Wholesale real estate purchasing and flipping may seem to be lucrative trade for those outside of the business, particularly when so many seemed to be making thousands in profits selling real estate up until 2008, before the market drop and related recession. However, the wholesale business, in reality, tends to be complicated, profit margins tight, and the wrong steps can result in tax mistakes.There are methods for avoiding taxation on profits made from real estate transactions, but before embarking on any approach, consultation with a licensed tax adviser should always be a first step.
Unlike a traditional real estate transaction, in a wholesale real estate property sale, the profit goal focuses on buying low and selling at a gain quickly without spending anything to improve the property, i.e. it sells "as-is."
Taxation of real estate transactions falls under what the Internal Revenue Service (IRS) categorizes as capital gains. Aside from the exemption provided for one’s first residence, if declared as primary residence ($250,000 of profit for an individual, $500,000 for a couple), profits off a real estate sale are generally taxable under capital gains rates at 25%, according to the IRS. These rates vary depending on how long the capital was held prior to sale.
One approach to avoid capital gains tax when selling a house is to continue to keep labeling a home a primary residence. However, this only works for one residence at a time. Further, an owner needs to hold on to a residence for at least two years to show ownership. The same rule applies to couples filing taxes jointly. As a result, for the purposes of wholesale real estate selling, this approach does not work well. Attempts to use it will likely get one audited and caught trying to evade capital gains taxes.
Alternatively, taking the profits from a real estate transaction and reinvesting them fairly quickly can also avoid taxation. The time window allowed cannot exceed two years from the date of sale. This loophole is due to the fact that the government wants funds put back into real estate as much as possible since it generates significant economic activity by the direct sale and downstream transactions (suppliers, builders, crafters, improvement suppliers, etc.).
The Age Exemption
If you’re over 55, and haven’t done so yet, a single real estate transaction’s profit up to $125,000 can be exempted from taxes. This one-time tax exemption is specific to seniors, and filling out the related information of the sale on Form 2119 is required by the IRS.

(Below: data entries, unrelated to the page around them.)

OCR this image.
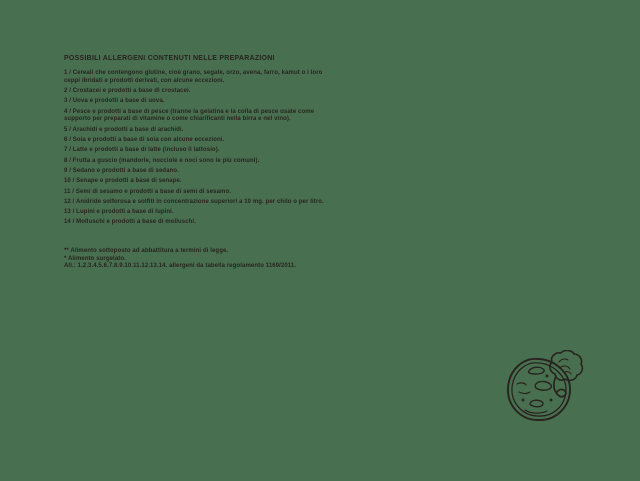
POSSIBILI ALLERGENI CONTENUTI NELLE PREPARAZIONI
1 / Cereali che contengono glutine, cioè grano, segale, orzo, avena, farro, kamut o i loro ceppi ibridati e prodotti derivati, con alcune eccezioni.
2 / Crostacei e prodotti a base di crostacei.
3 / Uova e prodotti a base di uova.
4 / Pesce e prodotti a base di pesce (tranne la gelatina e la colla di pesce usate come supporto per preparati di vitamine o come chiarificanti nella birra e nel vino).
5 / Arachidi e prodotti a base di arachidi.
6 / Soia e prodotti a base di soia con alcune eccezioni.
7 / Latte e prodotti a base di latte (incluso il lattosio).
8 / Frutta a guscio (mandorle, nocciole e noci sono le più comuni).
9 / Sedano e prodotti a base di sedano.
10 / Senape e prodotti a base di senape.
11 / Semi di sesamo e prodotti a base di semi di sesamo.
12 / Anidride solforosa e solfiti in concentrazione superiori a 10 mg. per chilo o per litro.
13 / Lupini e prodotti a base di lupini.
14 / Molluschi e prodotti a base di molluschi.

** Alimento sottoposto ad abbattitura a termini di legge.

* Alimento surgelato.

All.: 1.2.3.4.5.6.7.8.9.10.11.12.13.14. allergeni da tabella regolamento 1169/2011.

Because there are few tax benefits that can be written against capital gains taxes, such as business deductions or credits, the taxes charged tend to take a big bite out of profits gained in a sale. Outside of the exemptions provided above, additional real estate transactions will be taxed accordingly. Due to the way tax laws are written, trying to declare real estate sales profits as business revenue won’t work; the IRS laws require real estate capital gains to be reported separate from business transactions.